A cursor-backed streaming iterator over one term's posting list. It never loads the entire list into memory — it reads one block at a time via zero-copy MDBX pointers.
Key methods:
| Method | What it does |
|---|---|
init() |
Seek to first block, position on first live entry |
loadFirstBlock() |
MDBX_SET_RANGE to (term_id, 0), skip empty blocks |
loadNextBlock() |
MDBX_NEXT, stop when term_id changes or metadata row reached |
parseCurrentKV() |
Validate key, parse block payload into BlockView, set up zero-copy pointers |
advanceToNextLive() |
Skip tombstones in current block (uses SIMD for uint8 mode), load next block if needed |
next() |
Move to next live entry |
advance(target_doc_id) |
Block-aware seek — skip whole blocks if target is ahead, lower_bound within a block |
valueAt(idx) |
Dequantize and return the weight at position idx |
upperBound() |
global_max * term_weight — used for pruning decisions |
A zero-copy view into an MDBX value. Pointers are only valid while the cursor stays on the same record and the transaction is alive.
struct BlockView {
const uint16_t* doc_offsets; // sorted block-local offsets
const void* values; // uint8_t* or float* depending on mode
uint32_t count;
uint8_t value_bits; // 8 or 32
float max_value; // block-local max (needed for dequantization)

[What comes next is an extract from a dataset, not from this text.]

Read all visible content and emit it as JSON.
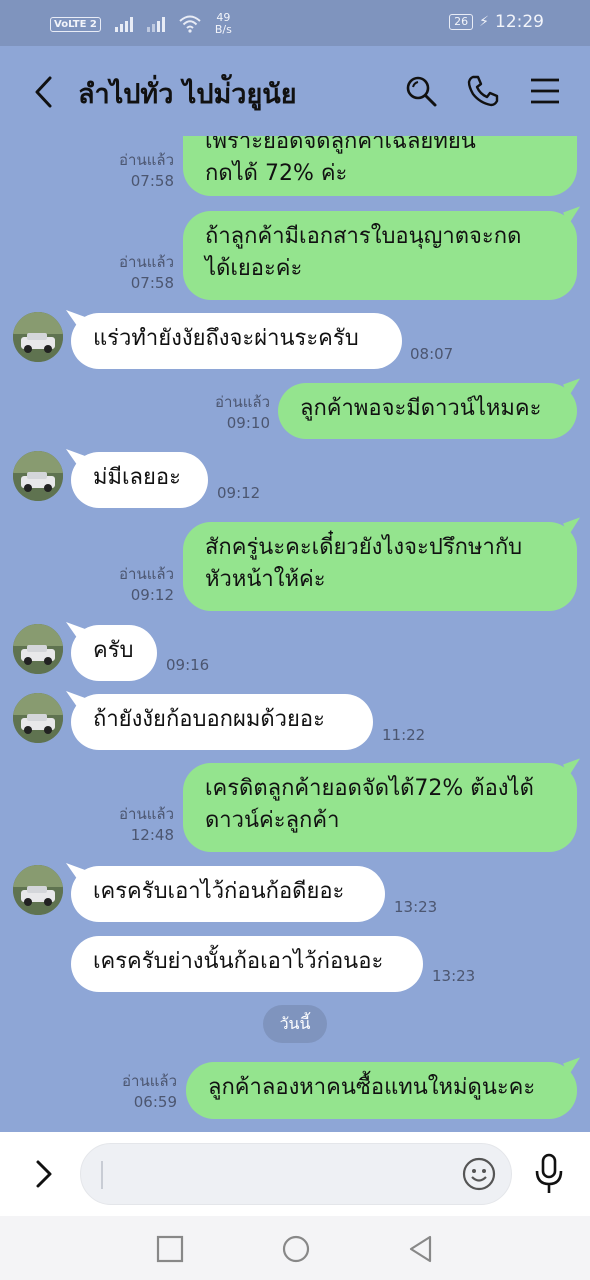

};Two SIMD-accelerated functions with implementations for AVX-512, AVX2, NEON, and SVE2 (plus scalar fallback):
findNextLiveSIMD(values, size, start_idx)— finds the next non-zero byte in auint8_tarray. Used byadvanceToNextLive()to skip tombstones quickly.findDocIdSIMD(doc_ids, size, start_idx, target)— finds the firstuint32_t≥ target. Currently not used by the main search path but available.
| Flag | Effect |
|---|---|
NDD_INV_IDX_STORE_FLOATS |
Store block values as float instead of uint8_t. No quantization. |
ND_SPARSE_INSTRUMENT |
Enable timing instrumentation for search and update paths. Call printSparseSearchDebugStats() / printSparseUpdateDebugStats() to dump. |
NDD_INV_IDX_PRUNE_DEBUG |
Track how many entries each iterator skipped via pruning. Logged after search. |
| Setting | Default | Description |
|---|---|---|
INV_IDX_SEARCH_BATCH_SZ |
10,000 | Size of the dense scoring window. Configurable via NDD_INV_IDX_SEARCH_BATCH_SZ env var. |
INV_IDX_COMPACTION_TOMBSTONE_RATIO |
0.10 | When this fraction of a block's entries are tombstones during delete, compact in-place. |
NEAR_ZERO |
1e-9 | Epsilon for float comparisons. |
SPARSE_ONDISK_VERSION |
1 | Format version written to the superblock. Checked on load; mismatch throws. |
User code
│
┌──────────▼──────────┐
│ SparseVectorStorage │ ← public API, owns MDBX env
│ shared_mutex │
└──┬──────────────┬───┘
│ │
┌──────────▼──┐ ┌──────▼──────────┐
│ sparse_docs │ │ InvertedIndex │ ← owns blocked_term_postings DBI
│ (MDBX DBI) │ │ shared_mutex │
│ │ │ term_info_ │ ← in-memory cache
│ doc_id → │ └──┬──────────┬───┘
│ packed vec │ │ │
└─────────────┘ write search
│ │
┌─────────▼─┐ ┌─────▼──────────────┐
│ term-major │ │ PostingListIterator │
│ block-local│ │ (cursor-backed, │
│ merge │ │ zero-copy blocks) │
└────────────┘ └─────────────────────┘
Several ideas could further improve performance:
- Allow a configurable fraction of the lowest-weight query terms to be ignored at search time. This reduces the number of posting-list iterators, which can improve latency while preserving most of the recall. Users can tune the fraction on a per-query basis to balance speed and accuracy.